Pero el agua está deliciosamente caliente y su voz me adormece —es una voz de tono amable aunque no sean cosas muy amables lo que la voz me diga—, y no me importa un pito estas mañanas —me está amando Jorge, me ha elegido Jorge— ser sólo la tercera concubina de un palacio que muy pronto habré de abandonar sin posible retorno. Y más tarde nos sentábamos una frente a otra en el comedor, ella de espaldas a la luz, centrada ahora su atención en el periódico, yo ante un tazón de café negro —entonces tomaba también el café sin azúcar, como tú, Clara: debe ser cosa de la juventud—, café negro y amargo, ante una montaña de tostadas crujientes y doradas, tibias, recién hechas, en las que se fundía la mantequilla.
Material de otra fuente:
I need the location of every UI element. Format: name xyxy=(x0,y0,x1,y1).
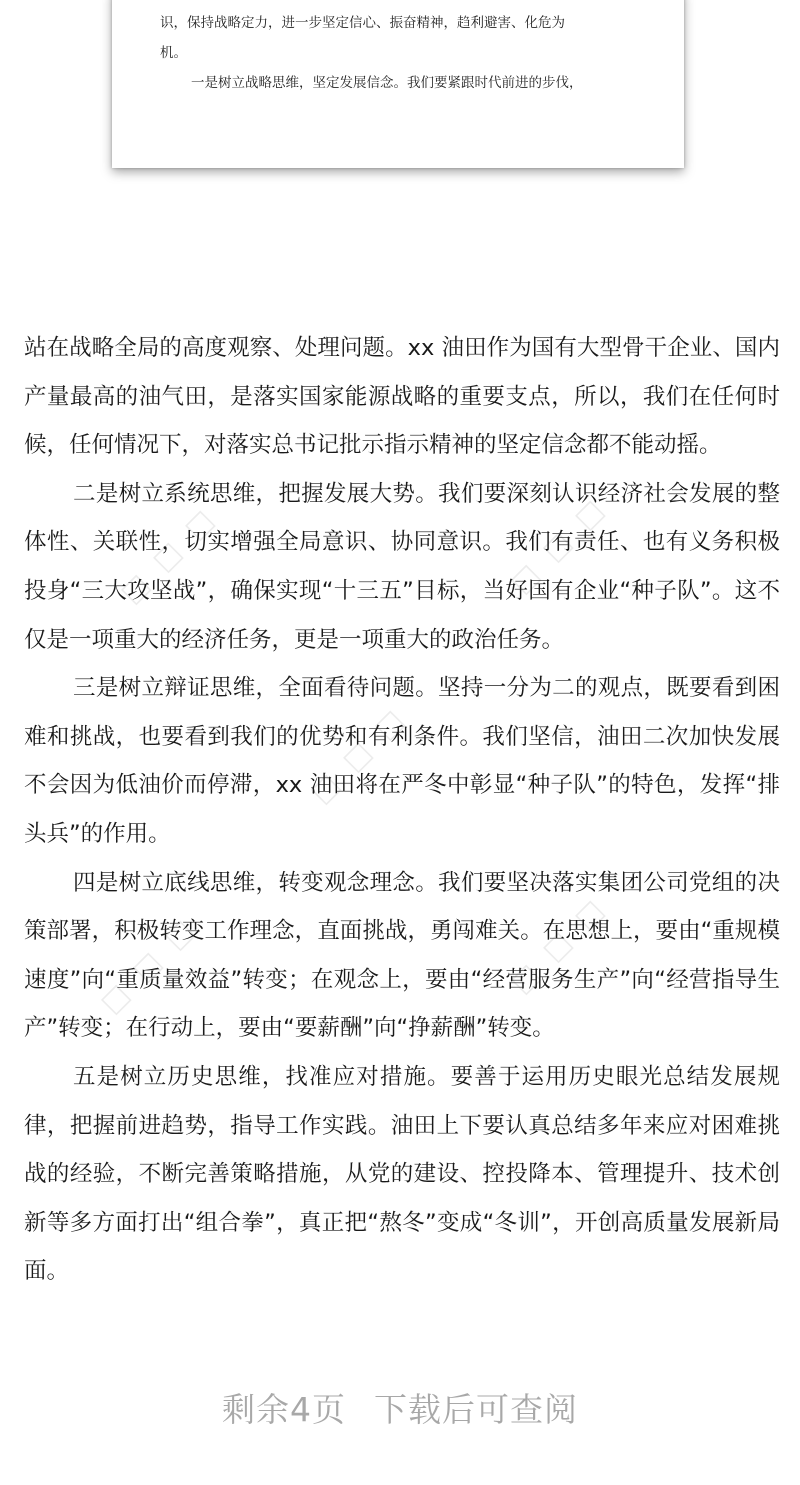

Y el sol entraba a chorros por las ventanas y hacía enloquecer el canto de los canarios. Creo que todo aquello, la naranjada fría y grande, servida en un vaso constelado de estrellas, las rayas paralelas de la luz en el techo, las irrupciones periódico en ristre de mi madre, la lucha denodada de perfumes contrapuestos entre los azulejos rosas del baño, el amarillo intenso de los canarios en el otro amarillo más pálido del sol de la mañana tamizado por múltiples cortinas de muselina blanca, la charla intrascendente, siempre un poco punzante, siempre, aunque en este período fuera medio en broma, buscándome las cosquillas y la carne, ha quedado para siempre ligado a los recuerdos de mis meses con Jorge, de mi imposible escapada en la nave de los argonautas, de mi imposible abandono del laberinto letal, y me dejó esta nostalgia permanente, este gusto quizá por los grandes hoteles, por los ambientes confortables, por amplios dormitorios alfombrados, donde busco tan sólo el placer breve y tonto de que alguien me despierte con una naranjada fría y grande, tras haber entreabierto un poco las cortinas, haber abierto los postigos, subido tres cuatro cinco rendijas las persianas, mientras disponen café y muchas tostadas en una mesita próxima a la cama y se oye correr en la estancia contigua el agua de mi baño.